To investigate the environmental and financial impact of underreporting on FLW in Europe’s food retail sector, Planet Tracker analysed the region’s top 12 publicly-listed food retail companies: Ahold Delhaize, Carrefour, Tesco, Ocado, J Sainsbury, WM Morrisons, Casino Guichard Perrachon. ICA Gruppen, AX Food, Jenonimo Martins, Colruyt Group and Kesko Corporation.

We found that reported Scope 1 (direct from sources owned or controlled by a company, such as its facilities and vehicles), Scope 2 (indirect from companies’ operations, such as purchased electricity and heating) and Scope 3 (resulting from a company’s activities from sources from not owned or controlled by it, such as transportation) emissions of these companies in 2018 amounted to 26.6 MtCO- equivalent to 7% of the estimated 186 MtCO2 of food waste emissions produced annually in Europe. Importantly, Scope 3 emissions make up an estimated 44% of this total.

Though we do see positive commitments to more effective emissions reporting from these food retailers, Planet Tracker found that only seven provide any Scope 3 emissions reporting in their financial accounts. What’s more, excepting Kesko Corporation, none of the screened food retailers fully account for FLW-based Scope 3 emissions. As a result, total Scope 3 emissions estimates for the European food retail sector are likely to be significantly underreported.

This means 11 of the top food retail companies in Europe and their investors are ultimately unable to correctly assess total generated emissions across their supply chains. Investors, therefore, are unable to undertake accurate emissions-based benchmarking, or aggregate portfolio-based emissions exposure. This lack of accurate data also means that these companies are unable to meaningfully support the EU’s stated ambition in its “Farm to Fork Strategy” of “reducing the environmental impact of the food processing and retail sectors by taking action on transport, packaging and food waste”. After all, how can you mitigate what you do not measure?

Outside the scope?

Given the clear incentives for food retailers to manage their FLW and Scope 3 emissions, why aren’t more reporting on these metrics?

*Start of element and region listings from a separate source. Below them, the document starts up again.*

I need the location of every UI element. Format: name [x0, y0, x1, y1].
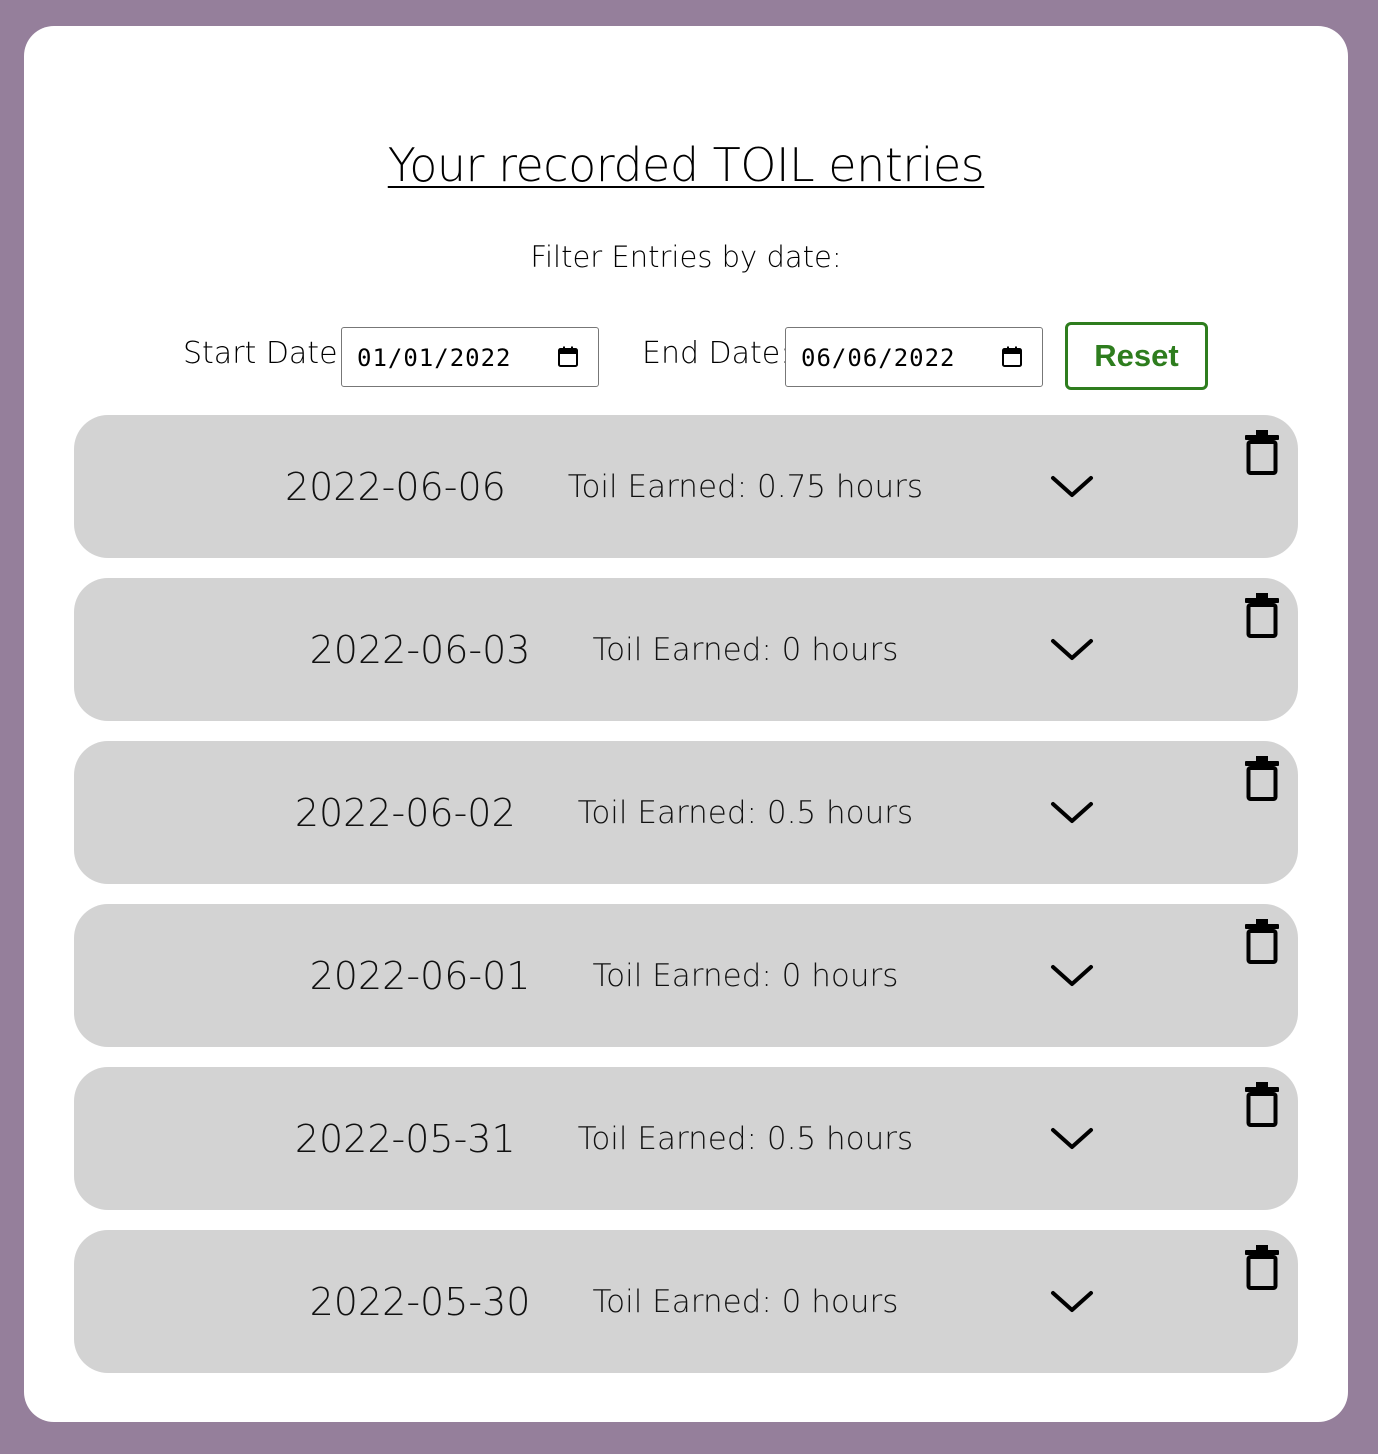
entry-summary: 2022-06-02 Toil Earned: 0.5 hours	[74, 741, 1134, 884]
chevron-down-icon[interactable]	[1049, 960, 1095, 990]
list-item: 2022-06-01 Toil Earned: 0 hours	[74, 904, 1298, 1047]
start-date-label: Start Date:	[183, 336, 348, 371]
entry-summary: 2022-06-03 Toil Earned: 0 hours	[74, 578, 1134, 721]
entry-date: 2022-06-03	[309, 627, 531, 672]
trash-icon[interactable]	[1244, 592, 1280, 638]
end-date-value: 06/06/2022	[801, 344, 956, 372]
entry-toil-earned: Toil Earned: 0.5 hours	[577, 794, 914, 831]
entry-date: 2022-06-01	[309, 953, 531, 998]
chevron-down-icon[interactable]	[1049, 634, 1095, 664]
entry-date: 2022-06-02	[294, 790, 516, 835]
calendar-icon[interactable]	[1000, 345, 1024, 369]
entry-toil-earned: Toil Earned: 0 hours	[592, 1283, 899, 1320]
end-date-input[interactable]: 06/06/2022	[785, 327, 1043, 387]
entry-date: 2022-05-31	[294, 1116, 516, 1161]
end-date-label: End Date:	[642, 336, 791, 371]
list-item: 2022-05-30 Toil Earned: 0 hours	[74, 1230, 1298, 1373]
chevron-down-icon[interactable]	[1049, 471, 1095, 501]
entry-list: 2022-06-06 Toil Earned: 0.75 hours 2022-…	[74, 415, 1298, 1393]
chevron-down-icon[interactable]	[1049, 1123, 1095, 1153]
entry-summary: 2022-05-30 Toil Earned: 0 hours	[74, 1230, 1134, 1373]
entry-date: 2022-06-06	[284, 464, 506, 509]
entry-toil-earned: Toil Earned: 0 hours	[592, 957, 899, 994]
filter-label: Filter Entries by date:	[530, 240, 842, 274]
trash-icon[interactable]	[1244, 1081, 1280, 1127]
entry-toil-earned: Toil Earned: 0.5 hours	[577, 1120, 914, 1157]
trash-icon[interactable]	[1244, 918, 1280, 964]
entry-summary: 2022-06-01 Toil Earned: 0 hours	[74, 904, 1134, 1047]
entry-summary: 2022-06-06 Toil Earned: 0.75 hours	[74, 415, 1134, 558]
entry-toil-earned: Toil Earned: 0.75 hours	[567, 468, 924, 505]
date-filter: Start Date: 01/01/2022 End Date: 06/06/2…	[24, 322, 1348, 390]
trash-icon[interactable]	[1244, 429, 1280, 475]
list-item: 2022-06-06 Toil Earned: 0.75 hours	[74, 415, 1298, 558]
trash-icon[interactable]	[1244, 1244, 1280, 1290]
list-item: 2022-05-31 Toil Earned: 0.5 hours	[74, 1067, 1298, 1210]
entry-toil-earned: Toil Earned: 0 hours	[592, 631, 899, 668]
chevron-down-icon[interactable]	[1049, 797, 1095, 827]
calendar-icon[interactable]	[556, 345, 580, 369]
list-item: 2022-06-02 Toil Earned: 0.5 hours	[74, 741, 1298, 884]
page-title: Your recorded TOIL entries	[387, 138, 985, 192]
main-card: Your recorded TOIL entries Filter Entrie…	[24, 26, 1348, 1422]
entry-summary: 2022-05-31 Toil Earned: 0.5 hours	[74, 1067, 1134, 1210]
start-date-value: 01/01/2022	[357, 344, 512, 372]
chevron-down-icon[interactable]	[1049, 1286, 1095, 1316]
start-date-input[interactable]: 01/01/2022	[341, 327, 599, 387]
reset-button[interactable]: Reset	[1065, 322, 1208, 390]
list-item: 2022-06-03 Toil Earned: 0 hours	[74, 578, 1298, 721]
trash-icon[interactable]	[1244, 755, 1280, 801]
entry-date: 2022-05-30	[309, 1279, 531, 1324]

Partly, it’s due to the lack of control over, and difficulty in, mitigating Scope 3 emissions that often deters companies from assuming responsibility in addressing the issue. But, of course, the effects of such emissions on a company’s finances and environmental footprint will persist even if unreported.

For those companies looking to accurately measure their exposure to FLW, however, there is little steer on best practice for reporting Scope 3 emissions, particularly within three established FLW and GhG reporting frameworks employed by these food retailers. Analysing the Greenhouse Gas Protocol, the Food Loss and Waste Protocol and the UK Government Environmental Reporting Guidelines, Planet Tracker noted the lack of explicit guidance on FLW-based Scope 3 emissions accounting.

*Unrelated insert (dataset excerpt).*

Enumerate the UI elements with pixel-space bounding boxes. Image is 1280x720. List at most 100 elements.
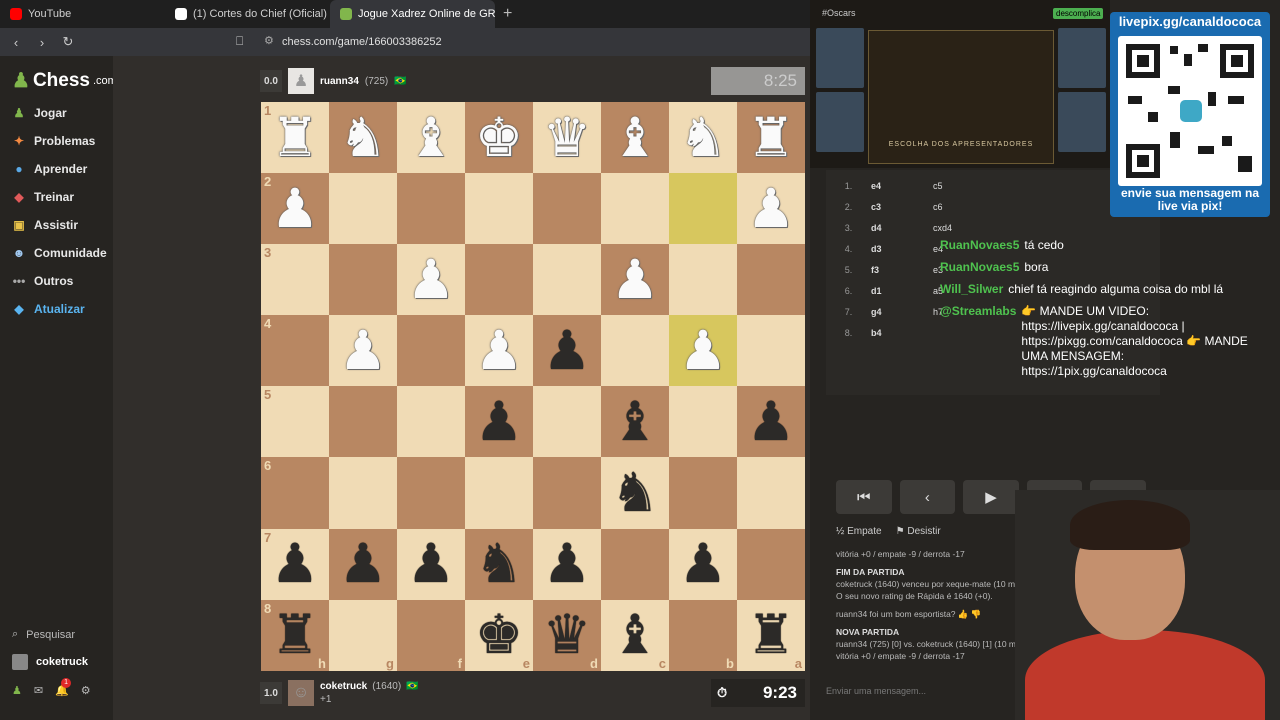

In our view, these protocol designers, in collaboration with food retailers, should look to develop FLW-specific Scope 3 measurement and reporting methodologies within these standards by 2022 to enable accurate and consistent disclosure across the sector.

Call to action

Reporting on FLW-related Scope 3 emissions does not just benefit food retailers – as already highlighted, there are other key stakeholders who stand to gain from driving this initiative.

The top 10 investors in the Europe’s primary 12 publicly-listed food retailers, for instance, collectively hold US$31.5 billion of equity value. If FLW lowers earnings margins, these investors will generally find their earnings also reduced. What’s more, five of these investors are registered supporters of the Taskforce for Climate-related Financial Disclosures – thus, obtaining information on their exposure to FLW-related Scope 3 emissions represents a clear business priority.

Such investors have significant power in helping to drive change within the sector. For example, investors can ensure the issue is being addressed by requesting from food retailers their reported FLW data by volume – preferably by type of food; FLW-based Scope 3 emissions accounts; transparent detailing on how they are accounting for and incorporating Scope 3 emissions into their net-zero emissions targets; and clear FLW-related Scope 3 reduction targets.

Similarly, the EU is well-positioned to support by updating its EU Waste Framework Directive to specifically include FLW-related Scope 3 emissions reporting in the food retail sector. Not only will this step underpin the achievement of its own “Farm to Fork Strategy”, but it will also help EU governments to factor in the FLW volume and total GhG footprints of companies contributing to national accounts – thus enhancing the accuracy of FLW data at a country level.

Thus, with a concerted and coordinated effort from all corners of the food retail market, the sector could set a clear pathway to meaningfully reduce its FLW, while improving its environmental and financial performance.